Dirnagl, for one, would like to see Triad initiate a big stock buyback. Regardless, he has faith that the company's focus on partnerships with physicians and nonprofit hospitals will pay off for investors in the long run.

As the same time, however, Dirnagl seems to recognize that some investors may have already lost faith in upbeat analysts.

"We believe the selloff in hospital stocks is a reflection of investors 'running out of patience' waiting for bad-debt stabilization and improved utilization trends to materialize (the thought being a number of sell-siders like us have been on the 'relief right around the corner' soapbox, but investors think it's time to get with the bears)," Dirnagl wrote earlier this week. "While we are in no way trying to downplay the uphill battle that the industry as a whole has been grappling with, we would like to point out that in our opinion, most of the downside is likely priced into stocks at current levels and, more importantly, there are a couple of high-quality stories -- CYH, TRI and HCA -- that have been dragged down with others in the process.
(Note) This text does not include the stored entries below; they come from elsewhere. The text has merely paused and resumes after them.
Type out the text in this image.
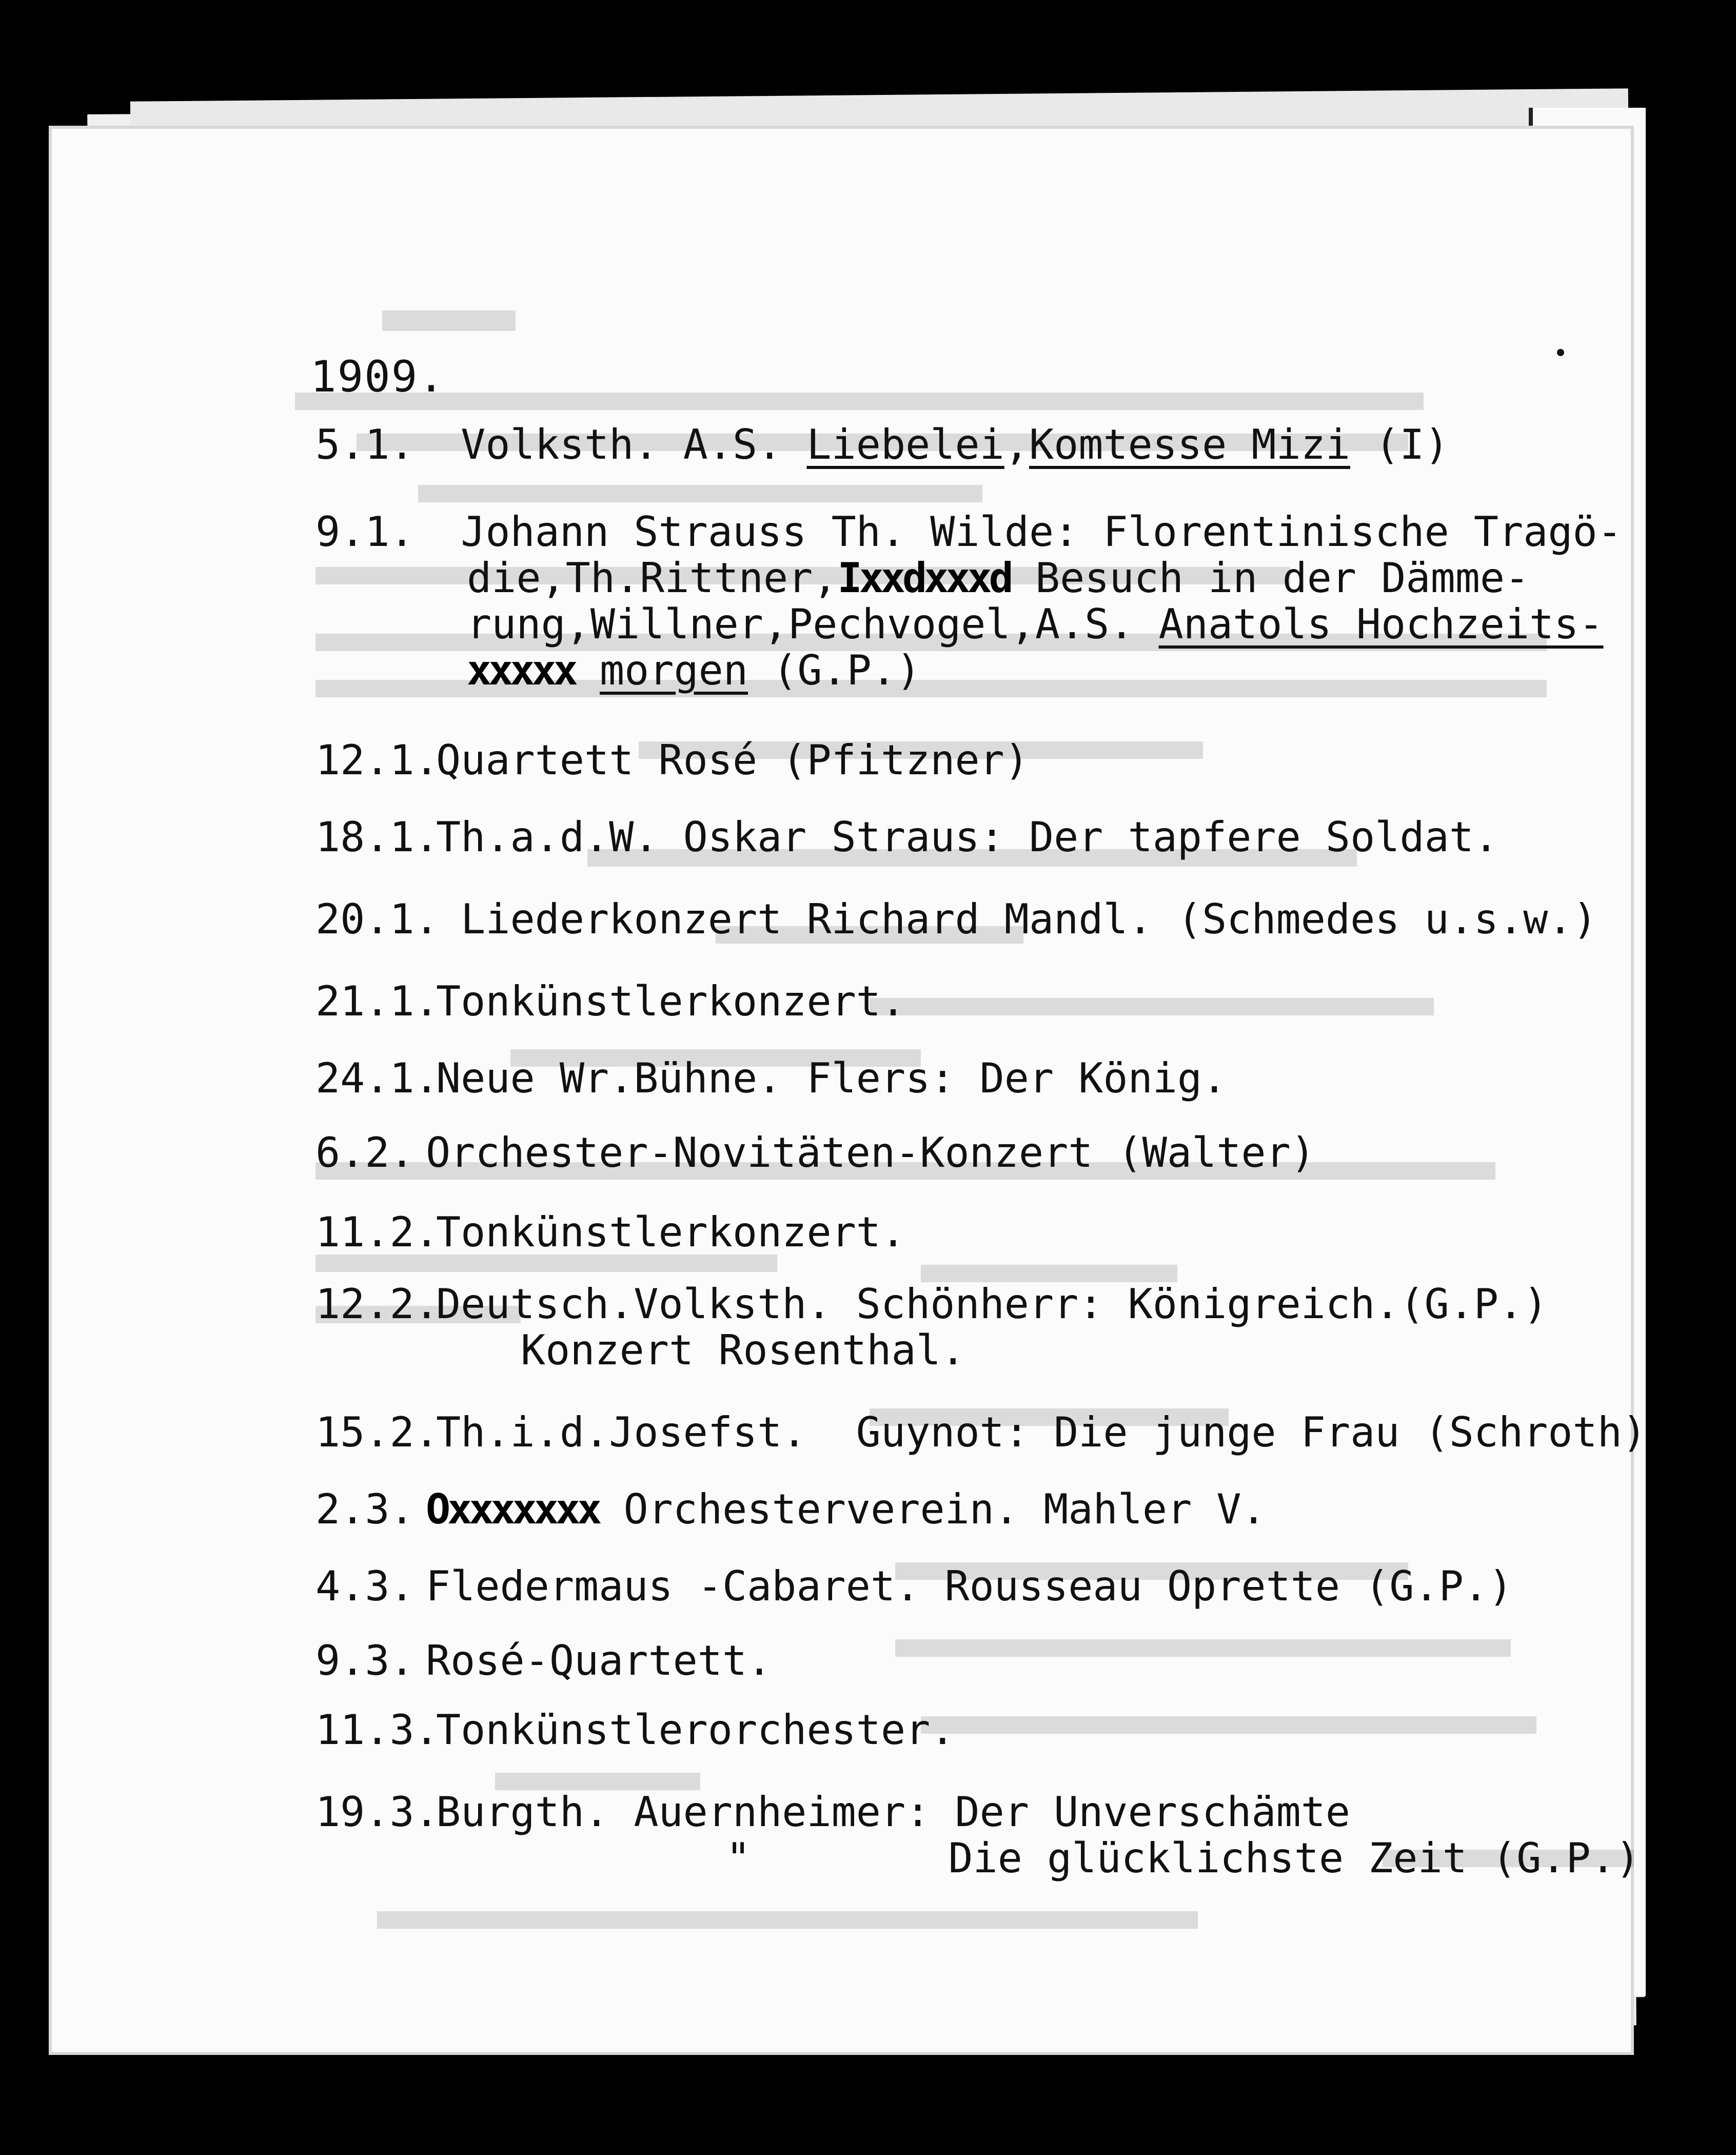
1909.
5.1. Volksth. A.S. Liebelei,Komtesse Mizi (I)
9.1. Johann Strauss Th. Wilde: Florentinische Tragö-
die,Th.Rittner,Ixxdxxxd Besuch in der Dämme-
rung,Willner,Pechvogel,A.S. Anatols Hochzeits-
xxxxx morgen (G.P.)
12.1.Quartett Rosé (Pfitzner)
18.1.Th.a.d.W. Oskar Straus: Der tapfere Soldat.
20.1. Liederkonzert Richard Mandl. (Schmedes u.s.w.)
21.1.Tonkünstlerkonzert.
24.1.Neue Wr.Bühne. Flers: Der König.
6.2. Orchester-Novitäten-Konzert (Walter)
11.2.Tonkünstlerkonzert.
12.2.Deutsch.Volksth. Schönherr: Königreich.(G.P.)
Konzert Rosenthal.
15.2.Th.i.d.Josefst.  Guynot: Die junge Frau (Schroth)
2.3. Oxxxxxxx Orchesterverein. Mahler V.
4.3. Fledermaus -Cabaret. Rousseau Oprette (G.P.)
9.3. Rosé-Quartett.
11.3.Tonkünstlerorchester.
19.3.Burgth. Auernheimer: Der Unverschämte
"        Die glücklichste Zeit (G.P.)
"In short, we continue to believe that investors can realize incremental share price appreciation from current levels when buying into the aforementioned names."

JPMorgan counts all three of those recommended hospital companies as clients of the firm. It also helped manage a public securities offering for HCA over the past 12 months and owns 1% or more of the company's stock. It owns at least 1% of Triad's stock as well.